"Nous, ce qu'on veut en tant que personnes à mobilité réduite, c'est notre autonomie"

Bruxelles

Mathilde de Kerchove

Publié le - Mis à jour le

"Nous, ce qu'on veut en tant que personnes à mobilité réduite, c'est notre autonomie"
© Mathilde de Kerchove

Une bande dessinée dépeint les difficultés quotidiennes auxquelles sont confrontées les PMR à Bruxelles.

Depuis toujours, Léa, atteinte d'une maladie de la colonne vertébrale, se déplace en chaise roulante. Étudiante en graphisme, Léa est aussi, dans une vie parallèle, une jeune journaliste bruxelloise qui écrit des articles sur les djihadistes.

Cette autre vie, c'est celle de l'héroïne de la bande dessinée Léa, roue de secours, écrite par Joël Saucin, illustrée par Bernard Cattoor et éditée par Hans Van de Cauter, le seul journaliste à mobilité réduite de Belgique. Ensemble, les trois créateurs avaient un objectif: rappeler les obstacles qui s'imposent quotidiennement aux personnes à mobilité réduite. "C'est important de faire une bande dessinée là-dessus, pas pour se plaindre une énième fois, mais pour sensibiliser les personnes valides d'une part, et les invalides d'autre part. Je veux réveiller les personnes qui ont un handicap qui restent chez elles et qui ne se battent pas pour que Bruxelles devienne accessible", explique Léa.
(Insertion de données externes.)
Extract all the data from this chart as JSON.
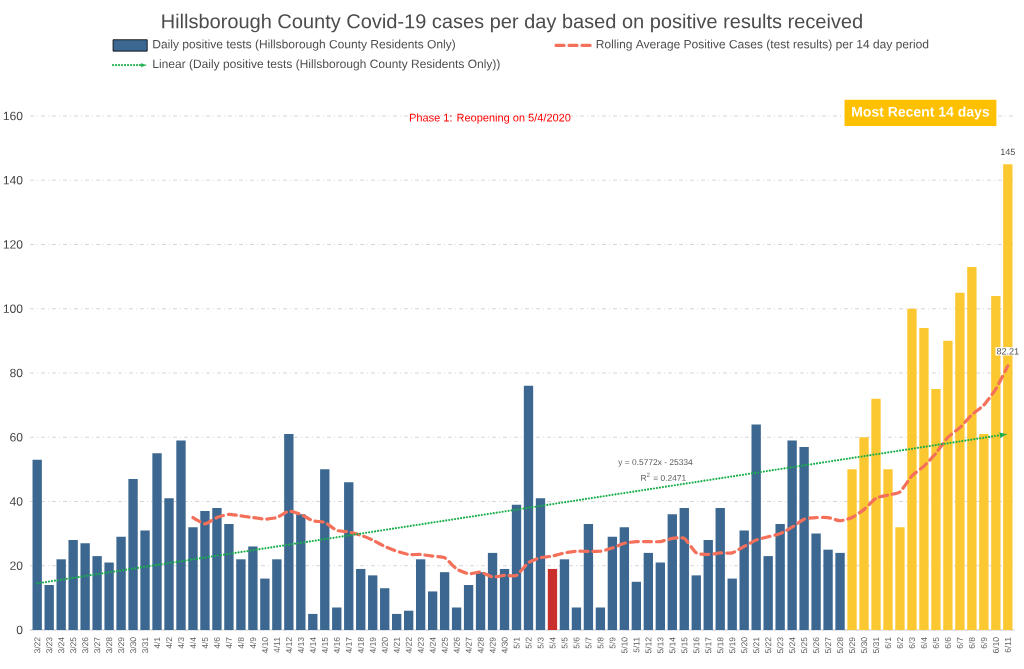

Inspirés d'un reportage tourné par la maison de production Frontnews en 2016 sur la vie de Léa, tous les jours confrontée aux problèmes de l'accessibilité des transports en commun, les réalisateurs ont décidé de lui inventer une vie de journaliste pour illustrer en bande dessinée cette réalité."Il nous fallait un fil rouge, parce qu'on ne voulait pas juste exposer les difficultés, on voulait mettre ça dans un contexte", explique Hans Van de Cauter. "Donc on a pensé à transposer ma situation sur la vie fictive de Léa. La plupart des histoires et situations qu'on retrouve dans cette bande dessinée sont des expériences que j'ai vécues en tant que journaliste invalide. Ce n'est pas pour rien qu'aujourd'hui je suis toujours le seul journaliste en chaise roulante. C'est un travail compliqué quand on a du mal à se déplacer".

L'ambition des trois coréalisateurs de Léa, roue de secours serait de continuer à sortir plusieurs éditions de cette BD, chacune abordant un problème social différent, lié aux personnes à mobilité réduite. Ce premier chapitre concerne par exemple les transports en commun. Dans la bande dessinée, on suit la vie de journaliste de Léa qui, à de nombreuses reprises, se retrouve confrontée au manque de facilités d'accès pour les transports en commun. On la voit par exemple descendre des escaliers à l'envers, sur sa chaise roulante, mais aussi prendre l'escalator de manière bancale et vertigineuse, ou encore devoir laisser passer certains trams parce qu'ils ne sont toujours pas à la bonne hauteur. "Je sais que des mesures sont en train d'être mises en place, mais pour l'instant notre plus gros problème réside dans le fait de se déplacer à Bruxelles" explique Léa.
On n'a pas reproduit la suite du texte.